Il Grand' Inquisitor

Christoph Prégardien in Schwarzenberg

Christoph Prégardien en Michael Gees brachten vandaag een origineel programma op de Schubertiade, met veel onbekende werken.


(foto © Schubertiade Schwarzenberg)

Het begon wel vrij klassiek met vier bekende Schubertliederen. De galopperende paarden waren present in zowel Willkommen und Abschied en in Auf der Bruck. Vooral in het Goethe-lied was Prégardien een begenadigd verteller, die zich niet liet opjagen door de piano van Gees en mooie accenten legde in de dreiging van "hundert schwarzen Augen" of tederheid in de "milde Freude". Bij Auf der Bruck zou je kunnen twijfelen, maar Schulze is nooit echt vrolijk. Prégardien weet dat natuurlijk en brent dat tot uiting door wat meer nadruk op de "Trennungsschmerz" te leggen, eerder dan op het verlangen naar het terugzien van de geliefde.

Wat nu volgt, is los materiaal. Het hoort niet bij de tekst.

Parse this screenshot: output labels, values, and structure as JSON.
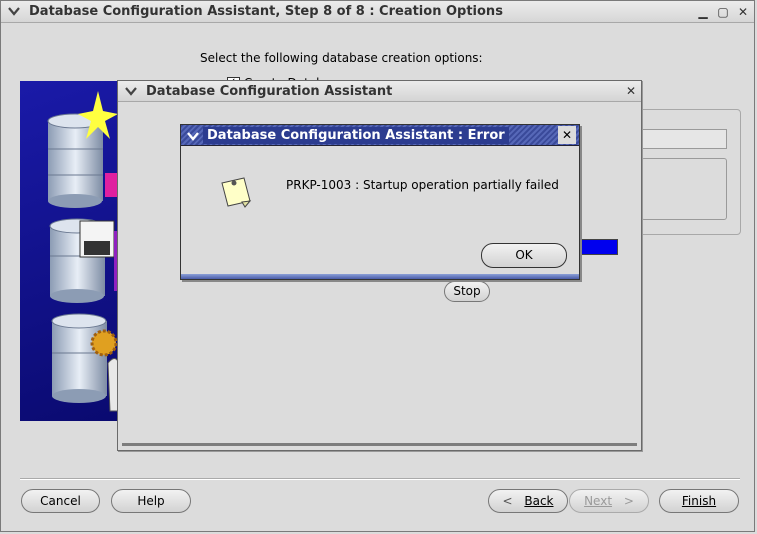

Daarna kregen ze het gezelschap van de hoornist Olivier Darbellay. Op de Schubertiade denk je dan meteen aan Auf dem Strom... maar dat zou pas op het einde van de avond komen. Eerst kwam Brittens The Heart of the Matter, een werk voor tenor, piano en hoorn op gedichten van Edith Sitwell. Na een Prologue en een Fanfare volgden twee liederen ("Song" en "Canticle III") en een Epilogue. Tussen elk deel reciteerde Prégardien teksten, naar analogie met de opvoering op het Aldeburgh Festival in 1956 toen deze cyclus gecreëerd werd. Centraal staat de Canticle III Still falls the rain die een religieus getinte tekst is over de bombardementen van Londen tijdens de Tweede Wereldoorlog... hetgeen je vooral hoort in de hamerende piano en trompetterende hoorn in de tussenspelen. De tekst zelf is weinig melodieus en eerder als een lang recitatief getoonzet. Ondanks het onderwerp was het toch geen uitvoering die beklijfde, maar dat kan natuurlijk ook aan mijn beperkte affiniteit met Britten liggen.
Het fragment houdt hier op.